Resilient Melbourne chief resilience officer, Toby Kent, said there was an increased pressure to include space for trees and vegetation on both public and private land, with the population expected to double by 2050.
“It’s essential that we recognise the benefits that trees and other vegetation provide for people and nature across our metropolitan city,” Mr Kent said. “Doing so will help us to manage a range of chronic stresses and acute shocks that otherwise threaten the liveability and, in extreme cases, viability of Melbourne.”
Digital Globe and Trimble are, respectively, providing satellite imagery and mapping software for the project.

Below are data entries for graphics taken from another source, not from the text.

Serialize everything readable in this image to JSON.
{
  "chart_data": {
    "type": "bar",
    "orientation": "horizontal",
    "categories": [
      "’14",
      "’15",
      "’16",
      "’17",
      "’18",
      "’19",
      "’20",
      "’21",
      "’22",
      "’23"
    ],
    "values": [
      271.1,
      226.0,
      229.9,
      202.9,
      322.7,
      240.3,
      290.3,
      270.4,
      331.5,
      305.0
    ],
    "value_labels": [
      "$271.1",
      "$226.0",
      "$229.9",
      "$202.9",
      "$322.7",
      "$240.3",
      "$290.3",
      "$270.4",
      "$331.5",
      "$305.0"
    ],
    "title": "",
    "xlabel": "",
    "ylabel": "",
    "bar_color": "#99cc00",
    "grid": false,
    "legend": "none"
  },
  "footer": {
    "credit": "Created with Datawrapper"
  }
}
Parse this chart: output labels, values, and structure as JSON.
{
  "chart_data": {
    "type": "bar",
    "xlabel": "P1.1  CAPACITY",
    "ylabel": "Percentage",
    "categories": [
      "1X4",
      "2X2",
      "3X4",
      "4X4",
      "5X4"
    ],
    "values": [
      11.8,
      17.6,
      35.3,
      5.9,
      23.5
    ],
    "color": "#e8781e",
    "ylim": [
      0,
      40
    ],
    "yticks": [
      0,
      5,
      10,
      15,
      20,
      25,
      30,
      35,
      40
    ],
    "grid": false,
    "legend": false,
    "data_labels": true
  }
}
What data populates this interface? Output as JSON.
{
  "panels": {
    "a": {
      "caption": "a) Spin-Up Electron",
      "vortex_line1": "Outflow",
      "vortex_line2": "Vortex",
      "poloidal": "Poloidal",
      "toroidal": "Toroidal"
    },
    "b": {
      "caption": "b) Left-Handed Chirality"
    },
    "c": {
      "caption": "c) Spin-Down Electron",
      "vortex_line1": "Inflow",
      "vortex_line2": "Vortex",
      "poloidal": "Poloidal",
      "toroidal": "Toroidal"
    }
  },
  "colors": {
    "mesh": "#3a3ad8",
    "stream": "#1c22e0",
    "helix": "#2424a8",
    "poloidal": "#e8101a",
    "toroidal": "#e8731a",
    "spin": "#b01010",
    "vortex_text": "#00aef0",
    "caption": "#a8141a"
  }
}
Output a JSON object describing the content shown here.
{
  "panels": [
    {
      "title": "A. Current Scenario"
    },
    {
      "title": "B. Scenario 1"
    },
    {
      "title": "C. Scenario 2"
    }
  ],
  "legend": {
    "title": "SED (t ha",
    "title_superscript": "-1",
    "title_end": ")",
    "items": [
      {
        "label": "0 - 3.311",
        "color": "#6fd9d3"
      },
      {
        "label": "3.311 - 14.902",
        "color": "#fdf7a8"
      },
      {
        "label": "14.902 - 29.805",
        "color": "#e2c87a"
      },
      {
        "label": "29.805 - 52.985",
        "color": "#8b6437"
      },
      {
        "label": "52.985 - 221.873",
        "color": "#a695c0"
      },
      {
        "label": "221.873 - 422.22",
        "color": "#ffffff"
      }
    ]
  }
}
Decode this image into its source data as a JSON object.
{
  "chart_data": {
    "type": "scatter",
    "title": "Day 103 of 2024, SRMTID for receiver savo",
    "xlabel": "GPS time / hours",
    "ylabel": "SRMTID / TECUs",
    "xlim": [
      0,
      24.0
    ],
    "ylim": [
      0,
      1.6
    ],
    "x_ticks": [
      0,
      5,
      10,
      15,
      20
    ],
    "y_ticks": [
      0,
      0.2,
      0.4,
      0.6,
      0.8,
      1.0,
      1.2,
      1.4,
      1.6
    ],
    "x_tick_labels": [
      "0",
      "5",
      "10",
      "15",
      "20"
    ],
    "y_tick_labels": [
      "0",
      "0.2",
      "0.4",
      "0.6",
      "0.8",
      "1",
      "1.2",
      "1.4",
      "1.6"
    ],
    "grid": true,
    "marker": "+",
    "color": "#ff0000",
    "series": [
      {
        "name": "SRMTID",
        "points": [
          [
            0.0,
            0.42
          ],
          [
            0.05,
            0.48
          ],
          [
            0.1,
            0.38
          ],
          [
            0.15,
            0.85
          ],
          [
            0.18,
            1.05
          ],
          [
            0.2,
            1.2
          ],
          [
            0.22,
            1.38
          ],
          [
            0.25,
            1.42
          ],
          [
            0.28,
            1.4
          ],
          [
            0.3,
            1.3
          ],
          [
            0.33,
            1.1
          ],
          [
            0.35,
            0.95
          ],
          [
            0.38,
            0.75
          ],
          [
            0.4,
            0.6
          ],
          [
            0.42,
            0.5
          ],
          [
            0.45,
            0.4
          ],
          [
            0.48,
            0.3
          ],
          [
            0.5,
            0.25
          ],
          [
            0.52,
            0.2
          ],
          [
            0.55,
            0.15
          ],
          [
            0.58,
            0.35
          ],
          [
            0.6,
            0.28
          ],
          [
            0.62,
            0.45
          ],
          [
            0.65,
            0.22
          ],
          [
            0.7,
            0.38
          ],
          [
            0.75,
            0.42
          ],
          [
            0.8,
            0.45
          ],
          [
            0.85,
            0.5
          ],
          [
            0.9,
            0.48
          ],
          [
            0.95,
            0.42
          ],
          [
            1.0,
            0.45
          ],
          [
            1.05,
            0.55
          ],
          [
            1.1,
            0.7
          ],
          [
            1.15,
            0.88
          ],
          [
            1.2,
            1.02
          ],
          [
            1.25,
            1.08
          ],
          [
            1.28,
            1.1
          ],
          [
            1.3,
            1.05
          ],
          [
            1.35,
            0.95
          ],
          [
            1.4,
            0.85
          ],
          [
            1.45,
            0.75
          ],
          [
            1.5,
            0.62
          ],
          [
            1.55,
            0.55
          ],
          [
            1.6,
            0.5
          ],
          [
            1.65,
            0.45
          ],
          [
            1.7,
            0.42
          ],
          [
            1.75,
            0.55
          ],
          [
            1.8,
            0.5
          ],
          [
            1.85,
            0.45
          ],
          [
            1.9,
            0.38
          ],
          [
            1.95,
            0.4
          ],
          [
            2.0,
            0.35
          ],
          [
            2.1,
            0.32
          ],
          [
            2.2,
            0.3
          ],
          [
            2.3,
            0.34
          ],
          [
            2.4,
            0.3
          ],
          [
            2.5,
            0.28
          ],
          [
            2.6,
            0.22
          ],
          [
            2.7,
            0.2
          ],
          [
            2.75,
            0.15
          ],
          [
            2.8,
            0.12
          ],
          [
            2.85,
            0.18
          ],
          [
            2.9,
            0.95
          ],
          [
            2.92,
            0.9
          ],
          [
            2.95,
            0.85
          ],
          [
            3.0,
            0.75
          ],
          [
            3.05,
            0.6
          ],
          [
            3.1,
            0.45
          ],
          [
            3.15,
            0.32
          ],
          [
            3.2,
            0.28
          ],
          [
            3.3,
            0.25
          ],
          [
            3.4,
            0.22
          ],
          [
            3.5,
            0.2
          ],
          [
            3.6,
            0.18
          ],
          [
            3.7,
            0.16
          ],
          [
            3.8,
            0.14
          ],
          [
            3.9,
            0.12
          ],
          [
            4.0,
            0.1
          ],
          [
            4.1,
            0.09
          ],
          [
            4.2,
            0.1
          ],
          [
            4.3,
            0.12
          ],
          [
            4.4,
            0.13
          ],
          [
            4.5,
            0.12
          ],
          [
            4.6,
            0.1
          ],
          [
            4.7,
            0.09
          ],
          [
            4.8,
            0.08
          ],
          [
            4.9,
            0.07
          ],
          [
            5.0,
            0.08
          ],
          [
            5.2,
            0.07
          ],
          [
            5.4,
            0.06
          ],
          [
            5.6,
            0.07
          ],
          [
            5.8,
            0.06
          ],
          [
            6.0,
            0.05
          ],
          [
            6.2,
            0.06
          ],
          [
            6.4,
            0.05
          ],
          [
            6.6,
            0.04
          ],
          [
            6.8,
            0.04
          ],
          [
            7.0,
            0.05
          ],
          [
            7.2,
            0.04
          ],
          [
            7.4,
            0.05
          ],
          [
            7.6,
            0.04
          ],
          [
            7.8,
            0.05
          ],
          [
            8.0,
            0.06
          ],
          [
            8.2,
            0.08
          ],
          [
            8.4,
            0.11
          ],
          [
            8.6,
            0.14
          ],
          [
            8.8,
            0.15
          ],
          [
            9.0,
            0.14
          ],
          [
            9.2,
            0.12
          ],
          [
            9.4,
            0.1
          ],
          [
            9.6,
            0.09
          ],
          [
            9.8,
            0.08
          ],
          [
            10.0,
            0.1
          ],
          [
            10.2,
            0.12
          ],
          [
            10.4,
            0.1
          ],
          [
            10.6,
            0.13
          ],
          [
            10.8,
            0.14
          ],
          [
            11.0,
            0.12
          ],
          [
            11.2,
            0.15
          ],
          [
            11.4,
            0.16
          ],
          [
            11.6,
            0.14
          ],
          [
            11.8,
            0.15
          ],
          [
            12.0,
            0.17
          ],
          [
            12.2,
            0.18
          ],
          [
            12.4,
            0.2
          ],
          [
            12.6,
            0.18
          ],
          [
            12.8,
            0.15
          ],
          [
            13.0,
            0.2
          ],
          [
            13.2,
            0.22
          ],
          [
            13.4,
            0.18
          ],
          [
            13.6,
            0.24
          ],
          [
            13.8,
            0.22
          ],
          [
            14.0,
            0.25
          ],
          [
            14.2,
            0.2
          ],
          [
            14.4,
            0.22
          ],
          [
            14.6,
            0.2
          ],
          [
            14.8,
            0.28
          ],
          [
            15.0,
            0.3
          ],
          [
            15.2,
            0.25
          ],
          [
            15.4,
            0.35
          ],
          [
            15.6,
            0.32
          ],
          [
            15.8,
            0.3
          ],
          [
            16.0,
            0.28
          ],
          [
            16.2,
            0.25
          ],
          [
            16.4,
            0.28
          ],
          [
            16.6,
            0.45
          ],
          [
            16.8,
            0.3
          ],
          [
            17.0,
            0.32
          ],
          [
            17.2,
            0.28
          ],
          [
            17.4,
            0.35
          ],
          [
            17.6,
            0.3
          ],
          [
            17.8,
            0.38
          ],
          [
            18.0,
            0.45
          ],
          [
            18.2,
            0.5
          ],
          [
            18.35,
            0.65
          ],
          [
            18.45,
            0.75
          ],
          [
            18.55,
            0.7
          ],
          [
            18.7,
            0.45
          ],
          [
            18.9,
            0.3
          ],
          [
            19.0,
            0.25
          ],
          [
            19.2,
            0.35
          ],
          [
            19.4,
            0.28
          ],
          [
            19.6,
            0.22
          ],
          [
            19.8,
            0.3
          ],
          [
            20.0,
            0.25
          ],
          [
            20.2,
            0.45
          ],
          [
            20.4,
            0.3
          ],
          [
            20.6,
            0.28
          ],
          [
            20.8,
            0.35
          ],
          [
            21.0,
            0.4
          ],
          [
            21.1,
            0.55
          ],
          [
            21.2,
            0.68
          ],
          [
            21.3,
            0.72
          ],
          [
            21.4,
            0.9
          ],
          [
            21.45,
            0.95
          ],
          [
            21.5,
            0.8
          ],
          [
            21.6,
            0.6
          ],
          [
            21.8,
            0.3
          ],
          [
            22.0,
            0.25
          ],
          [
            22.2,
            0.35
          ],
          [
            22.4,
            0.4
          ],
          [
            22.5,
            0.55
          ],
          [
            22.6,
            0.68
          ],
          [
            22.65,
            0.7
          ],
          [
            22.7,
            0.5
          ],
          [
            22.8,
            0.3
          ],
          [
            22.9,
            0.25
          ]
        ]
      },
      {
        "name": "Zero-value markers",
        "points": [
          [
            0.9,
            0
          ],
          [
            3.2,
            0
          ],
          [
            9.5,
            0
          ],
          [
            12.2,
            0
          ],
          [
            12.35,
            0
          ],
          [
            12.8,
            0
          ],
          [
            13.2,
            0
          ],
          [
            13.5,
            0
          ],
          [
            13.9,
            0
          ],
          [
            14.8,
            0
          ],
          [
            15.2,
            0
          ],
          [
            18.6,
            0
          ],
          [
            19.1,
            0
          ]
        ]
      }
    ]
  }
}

Dr Fitzsimons said the types of trees planted and their configuration was also an important consideration when developing an urban forest strategy, as it could affect how native fauna, particularly birds, move through suburbs. His previous research found that areas with native vegetation had a significantly higher number of native birds than those with mostly exotic tree species.
“People like native birds in their neighbourhoods, but we’ll need to make smart, proactive decisions on what we plant in our suburbs if we want to see them persist into the future,” he said. “That’s why the strategy we’re developing will seek to balance the shadiness and aesthetics of certain trees with their wildlife habitat value.”